Written byPallabi Chatterjee ·
A young Hong Kong-based woman claims that she has been tricked into marrying a complete stranger in mainland China two months ago.
The 21-year-old said she had applied for make-up artist apprenticeship in May, during which she was asked to undergo the wedding planner training.
She was asked to wed a man as a simulation, which she learnt later was a real wedding!
The woman said she applied for the apprenticeship after spotting a Facebook ad.
It said no work experience was required and no registration fee would be charged for the training.
Instead she'd be paid a monthly salary of HK$14,000 (Rs. 1L). Once she contacted them, the scammers convinced her to go for the wedding planner's training, citing better pay compared to a make-up artist.
She anyway had an interest in wedding planning, so she thought to opt for it.
The module entailed her to undergo a free training course in Hong Kong in June, following which there will be a test.
That test included a mock wedding to a man of same age that would be held in Fuzhou (Fujian province), some 666kms away from Hong Kong.
The 'mock' wedding also required the duo to sign a document at a local government office.
When she raised a doubt, the scammers assured her that they know the mayor and their marriage will be nullified afterwards.
Till now she was convinced, but when she returned to her home, her friend, after listening to her story, said she has fallen prey to a scam.
She approached the police, but they were reluctant, citing there's no illegality here, as the marriage certificate is valid.
She then turned to the Federation of Trade Unions (FTU), political group and Hong Kong's largest labor group.
"It's a new form of marriage scam," Tong Kamgyiu, director, Rights and Benefits Committee of FTU.
Meanwhile, the girl's teacher helped her in collecting evidence on mainland.
They have now handed the case over to the police, along with evidence and documents.
"We need to pressurize the police to take this problem seriously," Tong said, adding further action would be taken as per the lawyer's advice.
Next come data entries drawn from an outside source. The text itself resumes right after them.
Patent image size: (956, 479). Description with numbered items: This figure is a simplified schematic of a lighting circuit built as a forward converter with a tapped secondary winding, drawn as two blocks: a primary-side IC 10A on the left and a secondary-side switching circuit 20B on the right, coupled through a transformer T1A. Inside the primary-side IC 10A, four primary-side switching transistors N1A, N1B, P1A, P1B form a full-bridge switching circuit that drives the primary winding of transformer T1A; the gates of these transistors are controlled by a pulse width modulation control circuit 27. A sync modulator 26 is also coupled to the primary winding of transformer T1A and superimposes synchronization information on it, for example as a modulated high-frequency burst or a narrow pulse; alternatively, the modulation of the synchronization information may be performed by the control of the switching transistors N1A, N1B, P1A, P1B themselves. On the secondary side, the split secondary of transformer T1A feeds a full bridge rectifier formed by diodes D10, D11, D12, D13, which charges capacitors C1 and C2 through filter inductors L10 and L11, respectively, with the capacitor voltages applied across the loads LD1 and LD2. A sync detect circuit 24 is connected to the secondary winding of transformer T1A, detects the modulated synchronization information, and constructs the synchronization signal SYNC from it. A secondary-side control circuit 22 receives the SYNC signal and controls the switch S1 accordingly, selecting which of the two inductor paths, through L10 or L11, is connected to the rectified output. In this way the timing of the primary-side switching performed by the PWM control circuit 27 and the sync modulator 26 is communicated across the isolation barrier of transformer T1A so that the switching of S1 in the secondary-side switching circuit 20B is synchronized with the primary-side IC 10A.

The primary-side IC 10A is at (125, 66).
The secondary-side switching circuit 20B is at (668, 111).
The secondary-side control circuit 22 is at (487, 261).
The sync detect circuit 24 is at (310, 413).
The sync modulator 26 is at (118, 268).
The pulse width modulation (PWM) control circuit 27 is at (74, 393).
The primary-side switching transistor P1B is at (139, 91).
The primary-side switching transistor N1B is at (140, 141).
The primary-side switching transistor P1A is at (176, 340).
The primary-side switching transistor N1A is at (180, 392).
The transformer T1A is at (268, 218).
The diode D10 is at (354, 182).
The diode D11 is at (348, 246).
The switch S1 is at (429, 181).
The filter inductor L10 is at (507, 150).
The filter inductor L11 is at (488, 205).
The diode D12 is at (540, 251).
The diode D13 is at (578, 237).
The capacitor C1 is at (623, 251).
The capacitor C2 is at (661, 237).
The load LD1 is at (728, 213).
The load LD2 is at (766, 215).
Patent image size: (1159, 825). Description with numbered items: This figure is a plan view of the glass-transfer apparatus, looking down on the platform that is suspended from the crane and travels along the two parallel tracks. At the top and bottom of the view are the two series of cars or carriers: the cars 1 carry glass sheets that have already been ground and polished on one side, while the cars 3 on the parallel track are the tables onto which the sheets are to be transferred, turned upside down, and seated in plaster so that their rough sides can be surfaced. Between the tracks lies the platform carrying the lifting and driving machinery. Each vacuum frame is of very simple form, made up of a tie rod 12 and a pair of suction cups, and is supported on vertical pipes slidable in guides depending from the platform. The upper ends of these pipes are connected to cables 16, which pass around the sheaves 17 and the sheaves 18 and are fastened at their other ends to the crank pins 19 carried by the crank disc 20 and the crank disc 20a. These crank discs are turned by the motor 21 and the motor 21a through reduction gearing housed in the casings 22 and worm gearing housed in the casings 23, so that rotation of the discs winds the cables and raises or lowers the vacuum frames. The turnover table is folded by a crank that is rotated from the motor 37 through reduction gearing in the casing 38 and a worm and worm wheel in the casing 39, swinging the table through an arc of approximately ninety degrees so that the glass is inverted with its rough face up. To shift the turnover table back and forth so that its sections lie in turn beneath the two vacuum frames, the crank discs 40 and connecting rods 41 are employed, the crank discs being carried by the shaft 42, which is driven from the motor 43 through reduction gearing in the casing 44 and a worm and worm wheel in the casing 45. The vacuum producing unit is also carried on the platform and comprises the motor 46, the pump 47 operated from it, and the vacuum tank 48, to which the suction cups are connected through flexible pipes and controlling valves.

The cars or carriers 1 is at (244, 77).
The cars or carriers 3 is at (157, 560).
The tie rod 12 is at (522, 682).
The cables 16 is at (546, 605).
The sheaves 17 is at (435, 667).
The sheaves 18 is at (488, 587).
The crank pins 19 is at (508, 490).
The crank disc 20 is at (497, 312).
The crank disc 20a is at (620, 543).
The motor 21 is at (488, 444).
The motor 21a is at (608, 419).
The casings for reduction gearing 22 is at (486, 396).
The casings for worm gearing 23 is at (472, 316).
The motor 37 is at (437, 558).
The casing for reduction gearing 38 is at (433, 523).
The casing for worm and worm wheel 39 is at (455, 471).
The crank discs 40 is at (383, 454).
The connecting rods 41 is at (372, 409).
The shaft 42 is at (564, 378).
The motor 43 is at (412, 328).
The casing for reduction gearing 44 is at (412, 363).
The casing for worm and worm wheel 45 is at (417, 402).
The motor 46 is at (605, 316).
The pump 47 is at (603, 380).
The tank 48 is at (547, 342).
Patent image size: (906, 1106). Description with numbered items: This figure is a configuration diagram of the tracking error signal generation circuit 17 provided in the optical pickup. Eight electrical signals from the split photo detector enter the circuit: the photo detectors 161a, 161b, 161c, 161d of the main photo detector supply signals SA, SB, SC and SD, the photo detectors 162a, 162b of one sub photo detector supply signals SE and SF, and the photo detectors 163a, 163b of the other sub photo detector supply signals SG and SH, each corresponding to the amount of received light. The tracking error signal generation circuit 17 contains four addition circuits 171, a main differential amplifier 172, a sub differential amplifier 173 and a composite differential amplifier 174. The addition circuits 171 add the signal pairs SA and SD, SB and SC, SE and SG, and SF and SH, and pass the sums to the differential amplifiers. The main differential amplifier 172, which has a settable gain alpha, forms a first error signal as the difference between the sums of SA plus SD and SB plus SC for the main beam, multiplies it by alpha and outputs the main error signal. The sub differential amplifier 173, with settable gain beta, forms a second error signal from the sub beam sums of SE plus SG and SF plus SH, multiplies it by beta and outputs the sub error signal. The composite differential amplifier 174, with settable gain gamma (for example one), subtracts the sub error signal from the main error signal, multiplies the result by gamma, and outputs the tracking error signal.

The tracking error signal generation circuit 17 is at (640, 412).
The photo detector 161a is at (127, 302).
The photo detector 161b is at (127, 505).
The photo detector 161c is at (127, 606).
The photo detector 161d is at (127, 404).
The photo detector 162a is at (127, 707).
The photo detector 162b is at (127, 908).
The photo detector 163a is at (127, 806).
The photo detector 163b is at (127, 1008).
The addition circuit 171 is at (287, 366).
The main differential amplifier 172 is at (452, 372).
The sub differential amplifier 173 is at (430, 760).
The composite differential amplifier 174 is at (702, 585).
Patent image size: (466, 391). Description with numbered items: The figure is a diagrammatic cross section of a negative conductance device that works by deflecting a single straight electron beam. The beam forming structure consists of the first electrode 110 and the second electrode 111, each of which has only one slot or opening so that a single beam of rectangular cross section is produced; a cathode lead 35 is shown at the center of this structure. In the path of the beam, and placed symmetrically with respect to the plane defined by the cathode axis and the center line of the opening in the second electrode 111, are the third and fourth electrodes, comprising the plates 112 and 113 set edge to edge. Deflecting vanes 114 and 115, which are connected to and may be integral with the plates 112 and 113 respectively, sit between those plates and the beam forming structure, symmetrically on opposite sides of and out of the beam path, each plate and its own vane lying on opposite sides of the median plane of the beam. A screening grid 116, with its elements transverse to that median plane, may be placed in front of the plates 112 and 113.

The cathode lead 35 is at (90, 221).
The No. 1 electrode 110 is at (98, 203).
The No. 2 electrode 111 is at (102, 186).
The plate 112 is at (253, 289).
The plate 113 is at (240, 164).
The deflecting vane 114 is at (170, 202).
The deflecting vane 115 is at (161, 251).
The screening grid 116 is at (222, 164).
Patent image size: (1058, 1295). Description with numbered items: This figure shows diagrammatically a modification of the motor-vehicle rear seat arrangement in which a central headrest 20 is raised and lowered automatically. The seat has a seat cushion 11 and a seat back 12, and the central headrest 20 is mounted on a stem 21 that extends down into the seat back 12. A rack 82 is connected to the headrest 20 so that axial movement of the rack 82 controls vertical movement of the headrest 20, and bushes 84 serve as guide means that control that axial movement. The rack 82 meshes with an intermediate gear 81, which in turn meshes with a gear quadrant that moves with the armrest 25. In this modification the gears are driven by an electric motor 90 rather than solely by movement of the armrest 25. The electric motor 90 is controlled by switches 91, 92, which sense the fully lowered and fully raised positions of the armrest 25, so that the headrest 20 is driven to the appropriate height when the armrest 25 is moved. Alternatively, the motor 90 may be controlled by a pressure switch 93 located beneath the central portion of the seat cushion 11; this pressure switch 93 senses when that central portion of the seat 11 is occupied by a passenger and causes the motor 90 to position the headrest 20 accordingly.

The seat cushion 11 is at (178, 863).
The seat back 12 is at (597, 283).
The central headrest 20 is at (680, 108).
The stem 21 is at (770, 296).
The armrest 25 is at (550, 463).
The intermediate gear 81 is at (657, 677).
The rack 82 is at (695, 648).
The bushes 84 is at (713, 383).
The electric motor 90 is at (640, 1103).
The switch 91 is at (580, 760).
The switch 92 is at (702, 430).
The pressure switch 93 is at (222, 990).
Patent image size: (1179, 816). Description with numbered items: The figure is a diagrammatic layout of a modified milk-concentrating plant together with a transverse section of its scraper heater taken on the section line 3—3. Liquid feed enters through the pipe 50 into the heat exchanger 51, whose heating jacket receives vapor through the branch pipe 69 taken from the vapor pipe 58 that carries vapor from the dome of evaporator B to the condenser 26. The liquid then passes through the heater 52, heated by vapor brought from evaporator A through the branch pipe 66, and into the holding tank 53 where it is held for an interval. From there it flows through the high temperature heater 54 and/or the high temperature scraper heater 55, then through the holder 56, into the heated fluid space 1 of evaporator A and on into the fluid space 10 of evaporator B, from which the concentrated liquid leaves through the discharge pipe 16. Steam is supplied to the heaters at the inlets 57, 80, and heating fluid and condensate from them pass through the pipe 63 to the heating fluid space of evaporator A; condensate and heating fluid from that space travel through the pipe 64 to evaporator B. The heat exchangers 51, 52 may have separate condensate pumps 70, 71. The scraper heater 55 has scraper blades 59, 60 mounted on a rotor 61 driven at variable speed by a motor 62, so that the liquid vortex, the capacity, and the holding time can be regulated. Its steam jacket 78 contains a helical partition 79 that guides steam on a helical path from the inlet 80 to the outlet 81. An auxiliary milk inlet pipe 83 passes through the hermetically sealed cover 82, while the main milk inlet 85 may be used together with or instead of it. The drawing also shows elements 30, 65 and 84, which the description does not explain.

When asked about the motive, he chose not to comment but it's been a norm that mainland residents marry Hong Kong locals to settle there.
Meanwhile, Sung Siu-kin, Vice-Director, Hong Kong Beauty and Fitness Professionals General Union, said before applying for any job, youngsters should read up a little bit about the companies' background. When they fail to do so, syndicate ringleaders lure these young Hongkongers into sham marriages.